Por último acrescento a doutrina de Edson Passetti (Violentados, Crianças e Adolescentes e Justiça, 2ª Edição, Editora Imaginária, p. 110):

“Os técnicos das entidades assistenciais ou de órgãos do próprio governo municipal e estadual, da FEBEM e do Poder Judiciário, denominados no ECA por ‘equipe interprofissional’, possuem identidades de propósitos com as solicitações dos promotores e as decisões dos juízes, constituindo, assim, a tríade punitiva do ECA”.

Consagrando a literalidade do disposto no §4º, do artigo 186, do ECA, trago julgado do vanguardista egrégio Tribunal de Justiça do Rio Grande do Sul:

“LAUDO DA EQUIPE INTERPROFISSIONAL. AUSÊNCIA. ANULAÇÃO DO PROCESSO.
A ausência de relatório da equipe interprofissional, para a recomendação da medida sócio-educativa mais adequada para a recuperação dos adolescentes, leva a anulação do processo com a cassação da sentença, ainda mais considerando que o ato infracional praticado ocorreu em sede de Juizado Regional da Infância e da Juventude. Processo anulado.
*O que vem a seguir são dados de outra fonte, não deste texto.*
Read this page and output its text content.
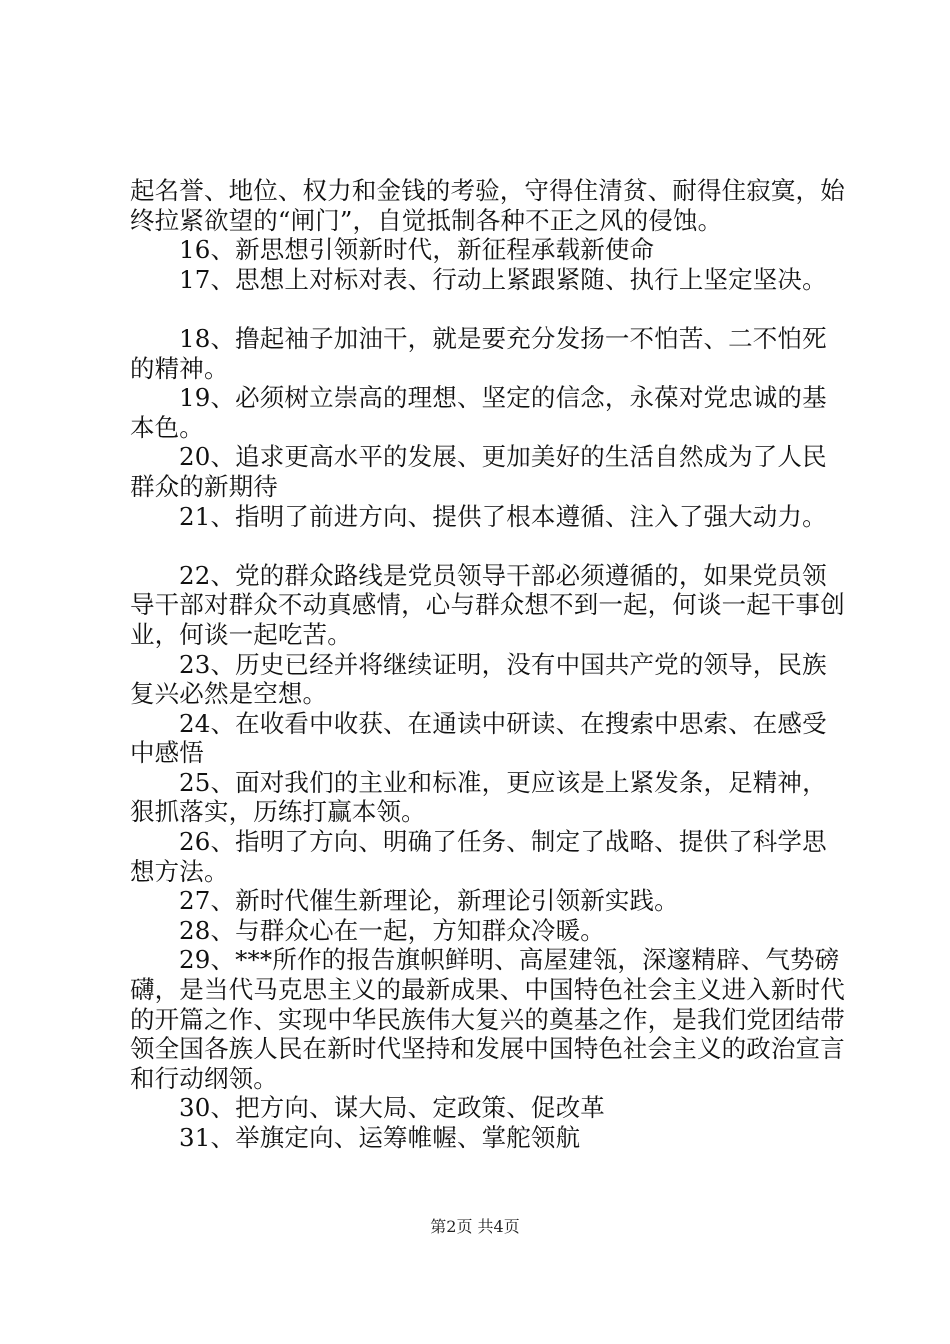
起名誉、地位、权力和金钱的考验，守得住清贫、耐得住寂寞，始终拉紧欲望的“闸门”，自觉抵制各种不正之风的侵蚀。

16、新思想引领新时代，新征程承载新使命

17、思想上对标对表、行动上紧跟紧随、执行上坚定坚决。

18、撸起袖子加油干，就是要充分发扬一不怕苦、二不怕死的精神。

19、必须树立崇高的理想、坚定的信念，永葆对党忠诚的基本色。

20、追求更高水平的发展、更加美好的生活自然成为了人民群众的新期待

21、指明了前进方向、提供了根本遵循、注入了强大动力。

22、党的群众路线是党员领导干部必须遵循的，如果党员领导干部对群众不动真感情，心与群众想不到一起，何谈一起干事创业，何谈一起吃苦。

23、历史已经并将继续证明，没有中国共产党的领导，民族复兴必然是空想。

24、在收看中收获、在通读中研读、在搜索中思索、在感受中感悟

25、面对我们的主业和标准，更应该是上紧发条，足精神，狠抓落实，历练打赢本领。

26、指明了方向、明确了任务、制定了战略、提供了科学思想方法。

27、新时代催生新理论，新理论引领新实践。

28、与群众心在一起，方知群众冷暖。

29、***所作的报告旗帜鲜明、高屋建瓴，深邃精辟、气势磅礴，是当代马克思主义的最新成果、中国特色社会主义进入新时代的开篇之作、实现中华民族伟大复兴的奠基之作，是我们党团结带领全国各族人民在新时代坚持和发展中国特色社会主义的政治宣言和行动纲领。

30、把方向、谋大局、定政策、促改革

31、举旗定向、运筹帷幄、掌舵领航

第2页 共4页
Sentença cassada. (SEGREDO DE JUSTIÇA) (Apelação Cível Nº 70010363455, Oitava Câmara Cível, Tribunal de Justiça do RS, Relator: Antônio Carlos Stangler Pereira, Julgado em 30/12/2004)”.

 A proteção integral à criança e ao adolescente exige respeito e atenção por parte do Poder Público. A este cabe cumprir bem e fielmente sua missão constitucional e legal de atendimento inicial dos adolescentes apreendidos para apuração de ato infracional. A confecção do relatório interprofissional desses menores talvez seja sua maior incumbência na fase judicial cognitiva. Tanto que a ausência deste estudo especializado fulminará sempre de nulidade a ação socioeducativa.